La Ville de Trois-Rivières a prévu réaménager l’intersection de la rue Bellefeuille et du boulevard des Récollets en 2020. Un coroner en a fait la recommandation en 2012 à la suite de l’accident qui a coûté la vie à Marc-Olivier Mercille-Ferland, 17 ans.

Les recommandations du coroner toujours pas appliquées

Trois-Rivières — Sept ans après le dépôt du rapport du coroner Éric Labrie qui a enquêté sur l’accident qui a coûté la vie à Marc-Olivier Mercille-Ferland, ses recommandations ne se sont pas encore concrétisées. En janvier 2012, le coroner avait recommandé à la Ville de Trois-Rivières «de revoir entièrement la configuration de l’intersection du boulevard des Récollets et de la rue Bellefeuille». Depuis, les travaux prévus n’ont pas encore été mis en branle. La réfection de l’intersection est prévue en 2020 au coût de 2,5 millions $.

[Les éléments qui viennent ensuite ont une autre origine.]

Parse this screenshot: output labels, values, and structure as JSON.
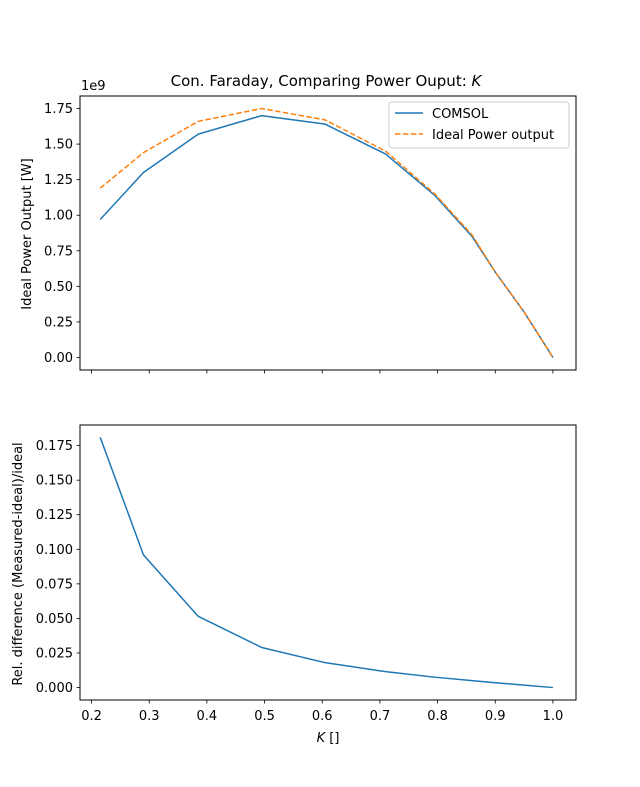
{
  "chart_data": [
    {
      "type": "line",
      "title": "Con. Faraday, Comparing Power Ouput: ",
      "title_var": "K",
      "ylabel": "Ideal Power Output [W]",
      "offset_text": "1e9",
      "xlim": [
        0.18,
        1.04
      ],
      "ylim": [
        -0.088,
        1.838
      ],
      "xticks": [
        0.2,
        0.3,
        0.4,
        0.5,
        0.6,
        0.7,
        0.8,
        0.9,
        1.0
      ],
      "yticks": [
        0.0,
        0.25,
        0.5,
        0.75,
        1.0,
        1.25,
        1.5,
        1.75
      ],
      "ytick_labels": [
        "0.00",
        "0.25",
        "0.50",
        "0.75",
        "1.00",
        "1.25",
        "1.50",
        "1.75"
      ],
      "x_tick_labels_visible": false,
      "grid": false,
      "legend": "top-right",
      "series": [
        {
          "name": "COMSOL",
          "color": "#1f77b4",
          "dash": "solid",
          "x": [
            0.215,
            0.29,
            0.385,
            0.495,
            0.605,
            0.71,
            0.795,
            0.86,
            0.9,
            0.95,
            1.0
          ],
          "y": [
            0.97,
            1.3,
            1.57,
            1.7,
            1.64,
            1.43,
            1.14,
            0.85,
            0.6,
            0.32,
            0.0
          ]
        },
        {
          "name": "Ideal Power output",
          "color": "#ff7f0e",
          "dash": "dashed",
          "x": [
            0.215,
            0.29,
            0.385,
            0.495,
            0.605,
            0.71,
            0.795,
            0.86,
            0.9,
            0.95,
            1.0
          ],
          "y": [
            1.19,
            1.44,
            1.66,
            1.75,
            1.67,
            1.45,
            1.15,
            0.86,
            0.6,
            0.32,
            0.0
          ]
        }
      ]
    },
    {
      "type": "line",
      "ylabel": "Rel. difference (Measured-ideal)/ideal",
      "xlabel_var": "K",
      "xlabel_suffix": " []",
      "xlim": [
        0.18,
        1.04
      ],
      "ylim": [
        -0.009,
        0.1899
      ],
      "xticks": [
        0.2,
        0.3,
        0.4,
        0.5,
        0.6,
        0.7,
        0.8,
        0.9,
        1.0
      ],
      "xtick_labels": [
        "0.2",
        "0.3",
        "0.4",
        "0.5",
        "0.6",
        "0.7",
        "0.8",
        "0.9",
        "1.0"
      ],
      "yticks": [
        0.0,
        0.025,
        0.05,
        0.075,
        0.1,
        0.125,
        0.15,
        0.175
      ],
      "ytick_labels": [
        "0.000",
        "0.025",
        "0.050",
        "0.075",
        "0.100",
        "0.125",
        "0.150",
        "0.175"
      ],
      "grid": false,
      "series": [
        {
          "color": "#1f77b4",
          "dash": "solid",
          "x": [
            0.215,
            0.29,
            0.385,
            0.495,
            0.605,
            0.71,
            0.795,
            0.86,
            0.9,
            0.95,
            1.0
          ],
          "y": [
            0.181,
            0.096,
            0.0515,
            0.029,
            0.018,
            0.0115,
            0.0075,
            0.005,
            0.0035,
            0.0018,
            0.0
          ]
        }
      ]
    }
  ]
}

«On a pris acte que c’est un endroit plus dangereux. On a déjà fait des gestes pour diminuer le risque d’accident qui semblent avoir porté leurs fruits. Maintenant, on veut procéder à certaines modifications et on va les faire dans les règles de l’art», expliquait au début de la semaine passée Yvan Toutant, qui était jusqu’à vendredi dernier, porte-parole du cabinet de la mairesse par intérim.

Si le projet est prévu en 2020, les fonctionnaires ont eu le mandat de le réévaluer en fonction du principe de Vision zéro. Ils doivent déterminer si les plans et devis sont conformes à cette philosophie de sécurité routière ou si certains éléments doivent être ajoutés. Selon les résultats de cette réévaluation, les coûts pourraient donc augmenter et les travaux pourraient débuter plus tard que prévu.

La Ville a déjà procédé à des modifications à la suite de l’accident mortel. Le coroner en fait d’ailleurs mention dans son rapport publié en 2012. Des feux sur la rue Bellefeuille ont été retirés et remplacés. Des atténuateurs - des petits volets - ont été installés sur les feux verts pour en limiter la visibilité.

«On avait fait certaines modifications notamment au niveau des feux de circulation parce qu’il y avait énormément d’accidents. Les gens confondaient les lumières. Ils pensaient que leur feu était vert alors que ce n’était pas le cas. On a changé les choses, et ça a réglé une bonne partie des problèmes», affirme M. Toutant.

Des modifications qui ne sont pas suffisantes, écrivait en 2012 le Dr Labrie. «Quoique ces changements soient bien intentionnés, je crois qu’ils sont insuffisants pour diminuer de façon notable les risques inhérents à cette intersection problématique», peut-on y lire. «En raison d’un problème clair de perception relié à la disposition des feux de circulation à cette intersection boulevard des Récollets/rue Bellefeuille et par souci de sécurité pour les automobilistes et piétons qui empruntent cette intersection, des interventions plus poussées que celles déjà faites de la Ville de Trois-Rivières sont définitivement souhaitables. De plus, je recommande que la Ville de Trois-Rivières se questionne sur la pertinence de conserver deux bretelles très courtes à la jonction du boulevard des Récollets nord et de la rue Bellefeuille. Ces deux bretelles sont très à risque d’accidents en raison de leur longueur respective et de la présence d’entrées pour des commerces à proximité immédiate de ces bretelles», écrivait également le coroner. Les bretelles sont toujours là.

M. Toutant ne croit pas que la Ville a trop tardé avant de mettre en branle le réaménagement de l’intersection. «Évidemment, c’est bien beau les recommandations, il faut quand même avoir les budgets nécessaires pour procéder, et prendre le temps de faire les études nécessaires pour faire les travaux correctement.»